Post by: gerald_clark on November 14, 2014, 08:14:21 PM
Glad to hear you have it working, and good luck with your project.
Title: Re: Noautologin apparently doesn't work sometimes?
Post by: adrianallen on November 17, 2014, 11:11:38 AM
Well, unfortunately it turns out that was not the issue.

After a few more hours of experimenting, I believe I have now resolved this by the simple expedient of editing /sbin/autologin to never automatically log in and always just do a getty 38400 tty1.
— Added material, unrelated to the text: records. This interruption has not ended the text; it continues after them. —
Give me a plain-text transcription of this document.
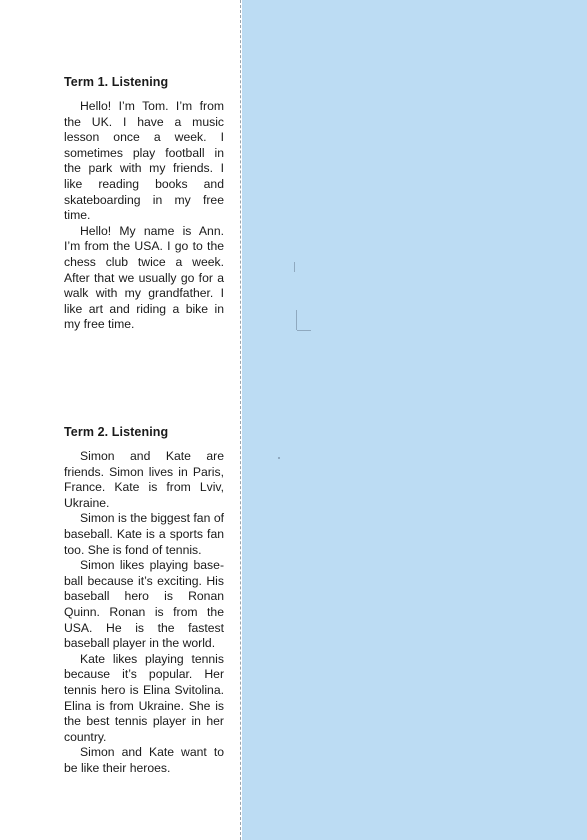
Term 1. Listening

Hello! I’m Tom. I’m from the UK. I have a music lesson once a week. I sometimes play football in the park with my friends. I like reading books and skateboarding in my free time.

Hello! My name is Ann. I’m from the USA. I go to the chess club twice a week. After that we usually go for a walk with my grandfather. I like art and riding a bike in my free time.

Term 2. Listening

Simon and Kate are friends. Simon lives in Paris, France. Kate is from Lviv, Ukraine.

Simon is the biggest fan of baseball. Kate is a sports fan too. She is fond of tennis.

Simon likes playing baseball because it’s exciting. His baseball hero is Ronan Quinn. Ronan is from the USA. He is the fastest baseball player in the world.

Kate likes playing tennis because it’s popular. Her tennis hero is Elina Svitolina. Elina is from Ukraine. She is the best tennis player in her country.

Simon and Kate want to be like their heroes.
I don't understand why the "noautologin" prompt works on the second attempt to boot microcore but never the first attempt - grub isn't changing. The issue isn't related to defective hardware as any of our Intel systems will exhibit this behavior. The fact that the problem doesn't happen 100% of the time leads me to believe there is some kind of race condition happening during boot but since I lack the time and knowledge to trace that down, making the system incapable of automatically logging in seems to have worked.
Title: Re: Noautologin apparently doesn't work sometimes?
Post by: gerald_clark on November 17, 2014, 11:42:27 AM
If you think you are experiencing race conditions, consider this.
Bootlocal.sh runs in the background.  You cannot be sure it is finished running before the logins occurs.
Move everything in bootlocal.sh to bootsync.sh and see if the problem disappears.
Title: Re: Noautologin apparently doesn't work sometimes?
Post by: adrianallen on November 17, 2014, 12:01:41 PM
Yeah, I tried that also and got inconsistent results - it seemed to reduce the problem, but since booting to Scientific, setting the next boot target to Microcore, then rebooting again takes about 5 minutes per cycle (there are some PCI cards in these boxes that take a while to init on boot) I'm never sure if I just got lucky a few times in a row or if the problem is actually behaving differently.

In this case, although my fix is hacky, I don't *ever* want the box to autologin, so this works out fine - I performed ten consecutive boots and never saw the issue.